Hey U

Así como es posible heredar de tus padres o abuelos los anillos de matrimonio -aunque esto antes se hacía más que ahora-, e, incluso, algún detalle que puede ser usado como adorno de matrimonio, también es una alternativa arreglar los vestidos de novia de las mamás para lucirlos con orgullo en el gran día. Será un gesto simbólico y que seguro afianzará aún más los lazos entre ambas.

Si te motiva esta idea, pero sabes que el vestido está desgastado o no te quedará del todo bien por ser de tallas distintas, aquí te proponemos varias opciones para que lo uses de todas maneras.

1. Restaurarlo

Marcela Angulo Fotografías

Si vas a usar el vestido de tu madre así, tal cual, sin modificaciones, sí o sí debes repararlo y enviarlo a una modista para que arregle las vastas descocidas o posibles rasgaduras, producto del paso del tiempo. También es necesario que le cambien el forro por uno nuevo, ya que seguro se trata de un vestido que fue usado hace unos 30 años atrás.

2. Lavarlo

Espacio 71

Una vez cocido, lo que sigue es enviarlo a un centro especializado para que el vestido recupere su color original y luzca resplandeciente como recién estrenado. Fíjate bien si tiene algunas manchas en zonas puntuales e identifícalas cuando llegues con él a la lavandería.

3. Adaptarlo

Sebastián Valdivia

Si necesitas acomodar el vestido a tu talla, lo mejor será que no lo hagas tú misma, sino que acudas con un profesional para que quede perfecto. Independiente si se trate de un vestido de novia sencillo o más recargado, siempre podrás acortarlo si te queda largo, agregarle tela extra si hace falta o ajustarlo, si prefieres que te quede más entallado. También puedes pedir que le achiquen las mangas si las tiene largas o del tipo campana, o ponerle mangas si acaso no las tiene. Por otro lado, si te encantan los vestidos de novia con encaje, también puedes solicitar que le hagan esa transformación.

4. Personalizarlo

Eduardo Campos Fotógrafo

Otra alternativa es enchularlo, aunque también te recomendamos que lo haga un experto en la materia. Si. por ejemplo, se trata de un vestido completamente liso, puedes agregarle algunos detalles para darle tu toque personal, ya sea incrustándole pedrería en el escote, incorporándole un lazo en la cintura, aumentándole el volumen a la falda o añadiéndole pequeñas perlitas en distintas zonas. La idea es individualizarlo a tu gusto, pero sin que el vestido pierda su esencia. Ahora, si el traje de tu madre es blanco puro y tú deseas algo más moderno, puedes agregarle una banda de color champán pálido o marfil para marcar un contraste.

5. Rescatar la tela

Paz Villarroel Fotografías

Si definitivamente tu madre no es de tu talla y no hay forma de usar el vestido, una buena idea es que rescates la mayor cantidad posible de tela para que puedas incorporarla en un nuevo diseño que mandes a hacer. Eso sí, los complementos podrás utilizarlos intactos, como el velo, la cola y el tocado. Aunque no sea el vestido original, sin duda, tu madre estará de acuerdo en que ocupes la tela del suyo para recrear uno nuevo. Y también puedes utilizar un trozo de género para la almohadilla en la que se cargarán los anillos de oro e, incluso, para decorar tus copas de novios con una delicada y sencilla tela del tono.

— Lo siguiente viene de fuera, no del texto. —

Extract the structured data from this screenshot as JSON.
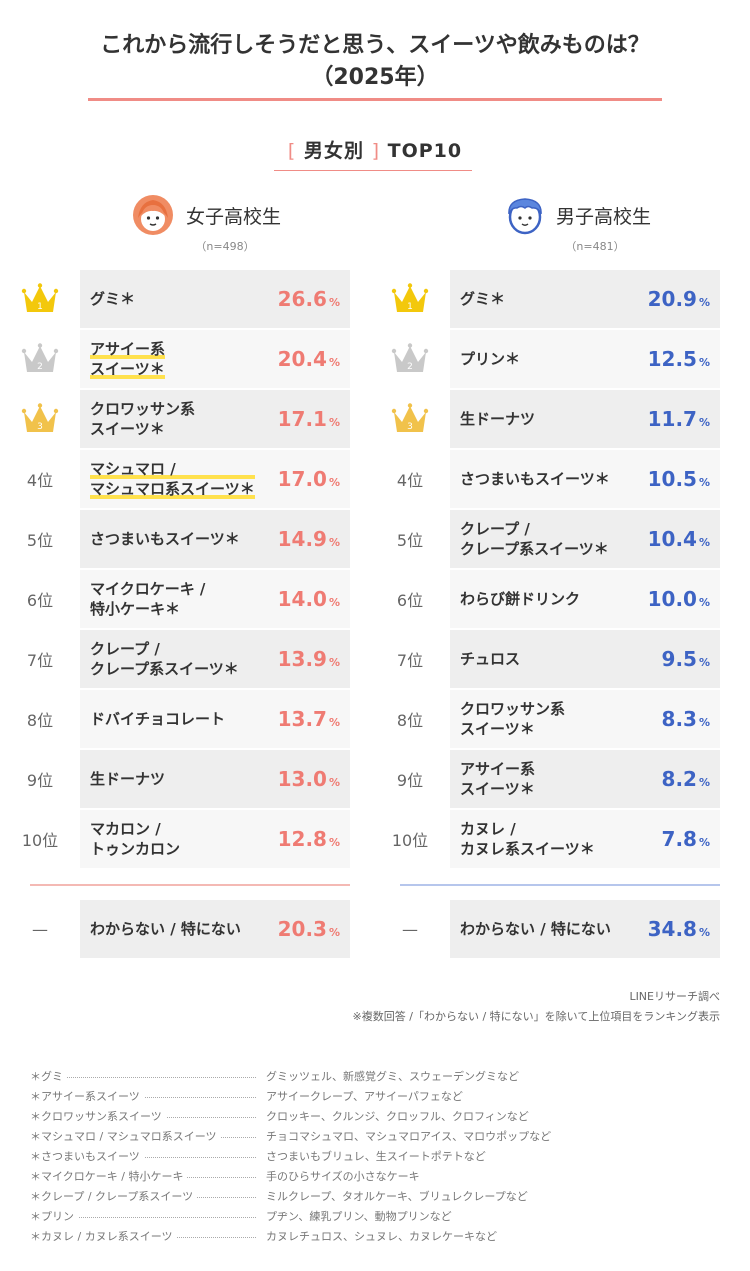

Sea la forma que elijas, tu mamá estará maravillada con la idea y, de paso, le añadirás un toque simbólico y vintage a tu celebración. Procura también, al revisar peinados de novia, elegir uno que te permita utilizar los complementos de tu madre; y entre las frases de amor que selecciones para tu discurso al minuto del brindis, no olvides dedicarle una frase a ella también. ¡Se emocionará hasta las lágrimas!